My interest in volunteering with the Indian Creek Nature Center is rooted in my childhood days. There was no nature center back then, but even though I was raised in the middle of urban Cedar Rapids, I always loved being outside and exploring my environment. I walked a small creek a couple blocks from our house as often as I could, rode my bicycle to Ellis Golf Course to walk the woods that surround it and even hiked along the nearby railroad tracks to explore some undeveloped fields. Wintertime simply meant warmer clothes for some of the same activities, plus sledding and skating. My parents encouraged my outdoor interest and curiosity, and eventually it led to my BS Degree in Fisheries and Wildlife Biology from Iowa State.
After graduation, my wife Susan and I moved back to CR looking for gainful employment. The country was in the midst of a recession and work in my chosen field was virtually non-existent, so we settled in C.R. and began raising our family. My love for the natural world was still strong, and Sue eventually grew to respect and enjoy the natural world, also. We tent camped with our young family in our V.W. Beetle and expanded our adventures (and vehicles) as the kids grew up. Once our three kids were older, one of our favorite vacations was a backpacking hike down the North Rim of the Grand Canyon and overnight camping at the bottom. OK, it wasn’t one of Sue’s favorites!

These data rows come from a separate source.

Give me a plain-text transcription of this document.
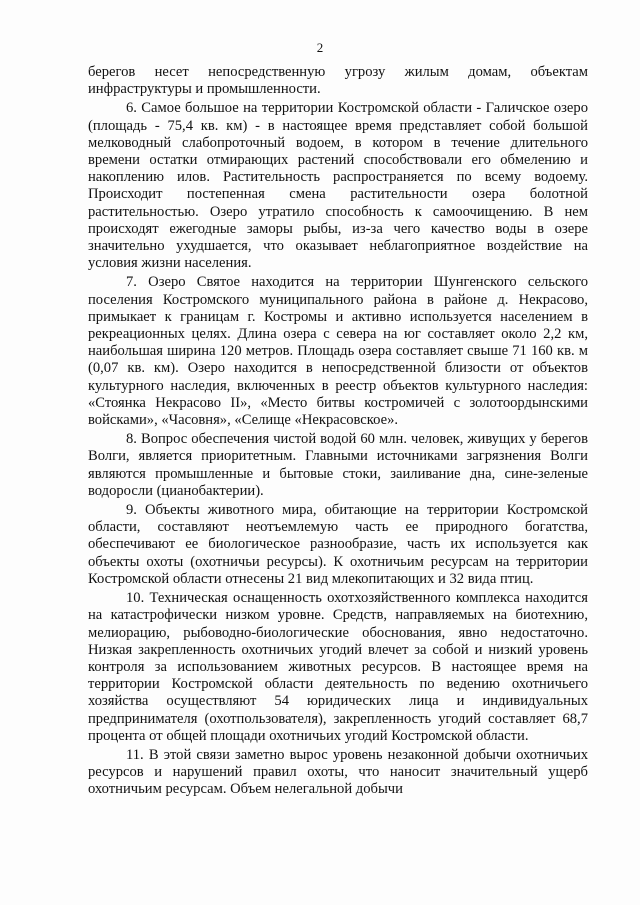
2

берегов несет непосредственную угрозу жилым домам, объектам инфраструктуры и промышленности.

6. Самое большое на территории Костромской области - Галичское озеро (площадь - 75,4 кв. км) - в настоящее время представляет собой большой мелководный слабопроточный водоем, в котором в течение длительного времени остатки отмирающих растений способствовали его обмелению и накоплению илов. Растительность распространяется по всему водоему. Происходит постепенная смена растительности озера болотной растительностью. Озеро утратило способность к самоочищению. В нем происходят ежегодные заморы рыбы, из-за чего качество воды в озере значительно ухудшается, что оказывает неблагоприятное воздействие на условия жизни населения.

7. Озеро Святое находится на территории Шунгенского сельского поселения Костромского муниципального района в районе д. Некрасово, примыкает к границам г. Костромы и активно используется населением в рекреационных целях. Длина озера с севера на юг составляет около 2,2 км, наибольшая ширина 120 метров. Площадь озера составляет свыше 71 160 кв. м (0,07 кв. км). Озеро находится в непосредственной близости от объектов культурного наследия, включенных в реестр объектов культурного наследия: «Стоянка Некрасово II», «Место битвы костромичей с золотоордынскими войсками», «Часовня», «Селище «Некрасовское».

8. Вопрос обеспечения чистой водой 60 млн. человек, живущих у берегов Волги, является приоритетным. Главными источниками загрязнения Волги являются промышленные и бытовые стоки, заиливание дна, сине-зеленые водоросли (цианобактерии).

9. Объекты животного мира, обитающие на территории Костромской области, составляют неотъемлемую часть ее природного богатства, обеспечивают ее биологическое разнообразие, часть их используется как объекты охоты (охотничьи ресурсы). К охотничьим ресурсам на территории Костромской области отнесены 21 вид млекопитающих и 32 вида птиц.

10. Техническая оснащенность охотхозяйственного комплекса находится на катастрофически низком уровне. Средств, направляемых на биотехнию, мелиорацию, рыбоводно-биологические обоснования, явно недостаточно. Низкая закрепленность охотничьих угодий влечет за собой и низкий уровень контроля за использованием животных ресурсов. В настоящее время на территории Костромской области деятельность по ведению охотничьего хозяйства осуществляют 54 юридических лица и индивидуальных предпринимателя (охотпользователя), закрепленность угодий составляет 68,7 процента от общей площади охотничьих угодий Костромской области.

11. В этой связи заметно вырос уровень незаконной добычи охотничьих ресурсов и нарушений правил охоты, что наносит значительный ущерб охотничьим ресурсам. Объем нелегальной добычи
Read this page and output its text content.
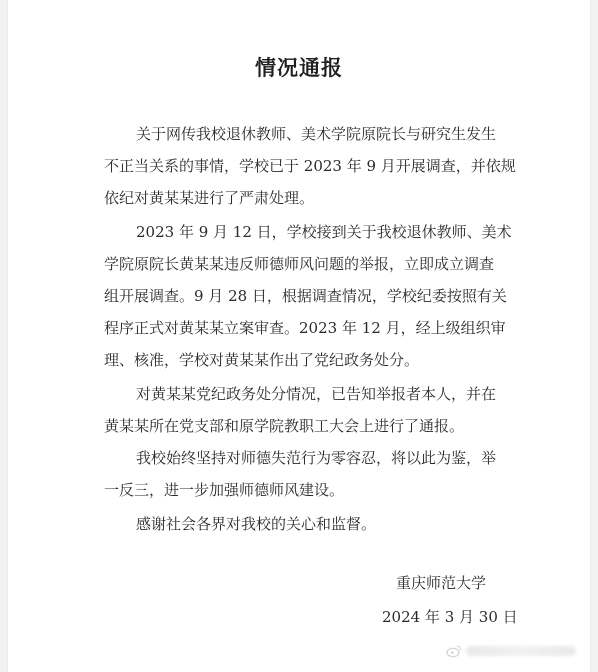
情况通报
关于网传我校退休教师、美术学院原院长与研究生发生
不正当关系的事情，学校已于 2023 年 9 月开展调查，并依规
依纪对黄某某进行了严肃处理。
2023 年 9 月 12 日，学校接到关于我校退休教师、美术
学院原院长黄某某违反师德师风问题的举报，立即成立调查
组开展调查。9 月 28 日，根据调查情况，学校纪委按照有关
程序正式对黄某某立案审查。2023 年 12 月，经上级组织审
理、核准，学校对黄某某作出了党纪政务处分。
对黄某某党纪政务处分情况，已告知举报者本人，并在
黄某某所在党支部和原学院教职工大会上进行了通报。
我校始终坚持对师德失范行为零容忍，将以此为鉴，举
一反三，进一步加强师德师风建设。
感谢社会各界对我校的关心和监督。
重庆师范大学
2024 年 3 月 30 日
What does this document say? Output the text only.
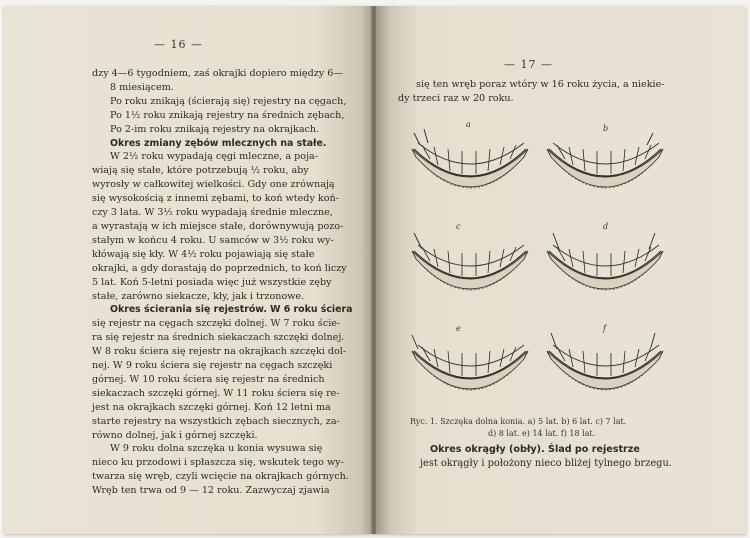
— 16 —
dzy 4—6 tygodniem, zaś okrajki dopiero między 6—
8 miesiącem.
Po roku znikają (ścierają się) rejestry na cęgach,
Po 1½ roku znikają rejestry na średnich zębach,
Po 2-im roku znikają rejestry na okrajkach.
Okres zmiany zębów mlecznych na stałe.
W 2½ roku wypadają cęgi mleczne, a poja-
wiają się stałe, które potrzebują ½ roku, aby
wyrosły w całkowitej wielkości. Gdy one zrównają
się wysokością z innemi zębami, to koń wtedy koń-
czy 3 lata. W 3½ roku wypadają średnie mleczne,
a wyrastają w ich miejsce stałe, dorównywują pozo-
stałym w końcu 4 roku. U samców w 3½ roku wy-
kłówają się kły. W 4½ roku pojawiają się stałe
okrajki, a gdy dorastają do poprzednich, to koń liczy
5 lat. Koń 5-letni posiada więc już wszystkie zęby
stałe, zarówno siekacze, kły, jak i trzonowe.
Okres ścierania się rejestrów. W 6 roku ściera
się rejestr na cęgach szczęki dolnej. W 7 roku ście-
ra się rejestr na średnich siekaczach szczęki dolnej.
W 8 roku ściera się rejestr na okrajkach szczęki dol-
nej. W 9 roku ściera się rejestr na cęgach szczęki
górnej. W 10 roku ściera się rejestr na średnich
siekaczach szczęki górnej. W 11 roku ściera się re-
jest na okrajkach szczęki górnej. Koń 12 letni ma
starte rejestry na wszystkich zębach siecznych, za-
równo dolnej, jak i górnej szczęki.
W 9 roku dolna szczęka u konia wysuwa się
nieco ku przodowi i spłaszcza się, wskutek tego wy-
twarza się wręb, czyli wcięcie na okrajkach górnych.
Wręb ten trwa od 9 — 12 roku. Zazwyczaj zjawia
— 17 —
się ten wręb poraz wtóry w 16 roku życia, a niekie-
dy trzeci raz w 20 roku.
a	b
c	d
e	f
Ryc. 1. Szczęka dolna konia. a) 5 lat. b) 6 lat. c) 7 lat.
d) 8 lat. e) 14 lat. f) 18 lat.
Okres okrągły (obły). Ślad po rejestrze
jest okrągły i położony nieco bliżej tylnego brzegu.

As our children were growing up, we enrolled them in several of the Nature Center’s kids’ camps at the old Penningroth Barn. Sue was a stay-at-home mom until the kids were old enough to start school, so she got them involved in all the classes she could. They pretty much always came home dirty, but smiling and bubbling about the fun they had and what they learned in their classes. When our kids were grown, the grandchildren were next in line to carry on the Nature Center tradition. By this time Sue and I had done a little volunteering, but not a lot due to full-time jobs and time restraints. However, when our granddaughter came home with monarch caterpillars that her instructor gave her – thanks, Jan Aiels – we were hooked on raising monarch butterflies. That was ten years ago, and since then, Sue and I have worked closely with Andria Cossolotto, the Education Manager at ICNC, on Monarch Fest planning each year. We’ve raised caterpillars for the Monarch Fest caterpillar give-away, taught the seminars required for the caterpillar adopters, and helped in any other way we could. We’ve also assisted Roberta Lympus in raising and transporting the native Iowa plants given away at Monarch Fest each year.
During our time working with the Nature Center and learning all we could about the life cycles of the monarch butterfly, we came to realize the serious situation now facing monarch populations all over North America. In fact, habitat loss, environmental poisons and human lack of understanding are all contributing not only to the monarch’s plummeting population, but also to the ongoing demise of ALL pollinator species. This realization stimulated our interest in cultivating and sharing knowledge about native Iowa plants that benefit all pollinators. We both learned all we could about the dire situation with our pollinator populations, and how individual people can have a positive impact on the movement to save the myriad pollinator species. We planted a “pocket prairie” with native Iowa plants in our front yard and continued our pollinator plant education, all the while sharing our passion with our grandchildren.
And then, the derecho hit. It devastated the tree canopy in Cedar Rapids and one of its victims was the 150+ year old Pin Oak in our backyard. The tree spanned most of three backyards in our block and instantly changed our full shade backyard into a full sun backyard. We spent months cleaning up, rebuilt the wooden fence surrounding the entire yard as well as the garden shed, and shoveled, raked, and leveled loads of topsoil. We planted a new bur oak near the stump of the fallen oak, and gave away many, many hostas and other shade tolerant plants. We eliminated all of the turf grass and planted the native Iowa “Derecho Prairie” in our backyard.
In the meantime, we continued working with ICNC in different ways. Eventually Andria, the official hoop house guardian at ICNC, approached Sue and me, asking if we would undertake replanting of the butterfly hoop house. It was last planted in 2019, and though some people were trying to keep it under control, Mother Nature overtook a great deal of the house with weeds. That was last November, and we’ve been working toward the goal of replanting the house by mid-May of 2023. We have a small committee of dedicated, very knowledgeable people all working together to make this project a reality and there’s no doubt it will be completed.